Come è andata in fallimento la banca di Verdini
La condanna - Sette anni per la bancarotta, due per truffa allo Stato
Associazione a delinquere, bancarotta fraudolenta, appropriazione indebita, truffa e violazione delle normative bancarie. Queste le accuse delle quali dovevano rispondere i 45 imputati per il crac dell’ex Credito Cooperativo Fiorentino, tra i quali Denis Verdini, che aveva guidato la banca dal 1990 al 2010.
Non presente alla lettura della sentenza, l’ex coordinatore del Pdl è stato condannato a nove anni di reclusione per la bancarotta di cui due per truffa ai danni dello Stato per i contributi irregolari ricevuti per le testate ‘Il Giornale della Toscana’ e ‘Metropoli’.
La prima ispezione della Banca d'Italia risale al 2010. La precaria condizione economica dell’istituto è subito evidente. Quel che non si sapeva ancora è che fosse dovuta alla disinvoltura con la quale la banca versava finanziamenti a imprenditori amici, tenendo su una fitta rete di clientele.
Due anni di amministrazione straordinaria non bastano: nel 2012 il tribunale di Firenze sentenzia il fallimento. Le attività retail, ovvero i conti dei risparmiatori, vengono rilevati da Chianti Banca. Nel frattempo parte l’inchiesta dei pm Luca Turco e Giuseppina Mione.
Dalla banca, considerata dai magistrati una sorta di bancomat personale del senatore di Ala (alleanza liberal popolare per le autonomie), le indagini si allargano alle attività editoriali di Verdini, che pubblicava ‘Il Giornale della Toscana’ come dorso regionale de 'Il Giornale', e il settimanali locale Metropoli.
Le due cooperative editrici delle testate (la Società Toscana Edizioni srl e la Sette Mari scarl), era l’ipotesi dell’accusa, sarebbero servite solo ad accaparrarsi fondi pubblici per l’editoria, non essendo affatto in regola con i requisiti. Nondimeno dal 2005 al 2009 le due società incamerarono oltre 4 milioni di euro di contributi.
Il 15 luglio del 2014 il gup Fabio Frangini dispone il rinvio a giudizio di tutti gli imputati. Vengono chiesti undici anni per Verdini e nove anni per gli imprenditori Riccardo Fusi e Roberto Bartolomei, che avevano beneficiato anch’essi del “bancomat” del senatore.

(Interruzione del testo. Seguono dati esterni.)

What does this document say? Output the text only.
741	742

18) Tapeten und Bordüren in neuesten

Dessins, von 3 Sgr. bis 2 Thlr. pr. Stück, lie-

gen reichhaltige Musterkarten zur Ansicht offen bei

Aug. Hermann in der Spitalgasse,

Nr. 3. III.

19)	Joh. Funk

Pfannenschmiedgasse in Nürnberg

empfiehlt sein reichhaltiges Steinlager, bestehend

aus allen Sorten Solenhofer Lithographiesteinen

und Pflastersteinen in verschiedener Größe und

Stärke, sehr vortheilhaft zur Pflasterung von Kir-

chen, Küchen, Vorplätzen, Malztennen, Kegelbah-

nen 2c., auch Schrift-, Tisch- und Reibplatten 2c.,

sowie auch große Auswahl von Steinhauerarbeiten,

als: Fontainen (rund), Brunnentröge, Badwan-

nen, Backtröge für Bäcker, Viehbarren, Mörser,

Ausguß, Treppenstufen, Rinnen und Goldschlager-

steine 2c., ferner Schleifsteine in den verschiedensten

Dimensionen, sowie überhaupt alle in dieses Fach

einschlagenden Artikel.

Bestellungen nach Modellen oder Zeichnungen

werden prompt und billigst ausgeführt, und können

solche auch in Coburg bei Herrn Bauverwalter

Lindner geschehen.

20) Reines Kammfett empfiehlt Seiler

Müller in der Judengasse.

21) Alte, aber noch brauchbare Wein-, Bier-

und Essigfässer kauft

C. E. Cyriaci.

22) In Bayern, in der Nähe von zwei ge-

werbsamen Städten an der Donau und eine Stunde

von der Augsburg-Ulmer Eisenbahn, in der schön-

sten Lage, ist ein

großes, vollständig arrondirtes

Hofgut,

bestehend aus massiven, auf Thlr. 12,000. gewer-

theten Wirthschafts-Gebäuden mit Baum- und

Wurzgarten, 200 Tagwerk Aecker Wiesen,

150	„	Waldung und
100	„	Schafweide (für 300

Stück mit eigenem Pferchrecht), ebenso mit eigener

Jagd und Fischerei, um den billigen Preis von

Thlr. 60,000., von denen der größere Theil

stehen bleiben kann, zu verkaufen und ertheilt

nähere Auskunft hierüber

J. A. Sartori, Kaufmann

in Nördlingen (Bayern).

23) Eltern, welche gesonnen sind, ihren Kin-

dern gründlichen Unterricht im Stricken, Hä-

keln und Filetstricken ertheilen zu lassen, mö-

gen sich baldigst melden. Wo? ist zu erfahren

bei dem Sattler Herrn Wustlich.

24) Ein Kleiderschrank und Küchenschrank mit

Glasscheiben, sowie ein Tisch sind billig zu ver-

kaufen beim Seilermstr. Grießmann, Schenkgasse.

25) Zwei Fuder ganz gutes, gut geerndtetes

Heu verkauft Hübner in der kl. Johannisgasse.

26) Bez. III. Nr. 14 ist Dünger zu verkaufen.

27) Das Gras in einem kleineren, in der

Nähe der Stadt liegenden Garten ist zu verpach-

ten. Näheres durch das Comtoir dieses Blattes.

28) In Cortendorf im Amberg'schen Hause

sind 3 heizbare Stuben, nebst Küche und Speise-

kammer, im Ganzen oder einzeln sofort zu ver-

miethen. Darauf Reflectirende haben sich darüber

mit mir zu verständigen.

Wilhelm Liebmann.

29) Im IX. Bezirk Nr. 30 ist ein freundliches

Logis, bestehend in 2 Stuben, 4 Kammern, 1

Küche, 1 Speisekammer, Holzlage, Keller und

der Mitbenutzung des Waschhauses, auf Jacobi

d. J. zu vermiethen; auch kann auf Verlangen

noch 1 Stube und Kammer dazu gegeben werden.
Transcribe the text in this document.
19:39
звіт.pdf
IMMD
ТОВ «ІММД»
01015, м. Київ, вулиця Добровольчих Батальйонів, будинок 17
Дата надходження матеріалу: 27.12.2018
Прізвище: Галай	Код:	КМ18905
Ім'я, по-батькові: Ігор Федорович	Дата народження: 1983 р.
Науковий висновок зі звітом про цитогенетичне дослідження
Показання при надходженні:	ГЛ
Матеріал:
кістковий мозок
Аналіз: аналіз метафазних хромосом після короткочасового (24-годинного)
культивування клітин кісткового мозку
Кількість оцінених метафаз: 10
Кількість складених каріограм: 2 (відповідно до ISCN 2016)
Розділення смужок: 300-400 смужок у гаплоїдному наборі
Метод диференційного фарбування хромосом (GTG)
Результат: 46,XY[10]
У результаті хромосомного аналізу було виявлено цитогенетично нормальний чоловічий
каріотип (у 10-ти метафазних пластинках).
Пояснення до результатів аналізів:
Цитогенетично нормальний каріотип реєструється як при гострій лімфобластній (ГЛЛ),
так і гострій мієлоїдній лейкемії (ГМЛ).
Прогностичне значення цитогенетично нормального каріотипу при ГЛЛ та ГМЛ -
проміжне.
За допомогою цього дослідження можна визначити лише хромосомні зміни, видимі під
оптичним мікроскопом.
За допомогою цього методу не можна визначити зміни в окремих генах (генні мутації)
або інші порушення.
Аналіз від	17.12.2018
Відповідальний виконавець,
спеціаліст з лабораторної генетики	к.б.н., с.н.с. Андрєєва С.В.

Richieste di sei anni per l'ex direttore del Credito cooperativo fiorentino, Piero Italo Biagini, e per il parlamentare Massimo Parisi, amministratore delle due testate. Lo Stato domanda il risarcimento di 42 milioni per i contributi erogati, comprensivi di interessi. Il Monte dei Paschi di Siena richiede invece 48 milioni a Fusi e Bartolomei, che avevano ricevuto prestiti la ristrutturazione dei debiti delle loro aziende.
Per giungere al verdetto di oggi sono serviti sei giorni di camera di Consiglio, nei quali le toghe fiorentine hanno passato al setaccio le posizioni di 43 persone e due società, dopo 70 udienze e oltre 3.600 pagine processuali.
Dall’inchiesta è emersa la complessa rete di rapporti esistente tra il Credito cooperativo fiorentino e Fusi e Bartolomei, soci di una holding, la Hbf, che controllava decine di società, fra cui l'impresa di costruzioni Btp, la catena di alberghi Una, la Immobiliare Ferrucci, scrigno del comparto immobiliare del gruppo.
Secondo l'accusa, la banca aveva erogato decine di finanziamenti a società riconducibili agli interessi dei due imprenditori su contratti preliminari basati su operazioni fittizie o comunque irregolai. Un sistema che nel tempo avrebbe favorito una galassia di società - alcune fallite - contribuendo a svuotare il patrimonio di un istituto di credito che esisteva da cento anni.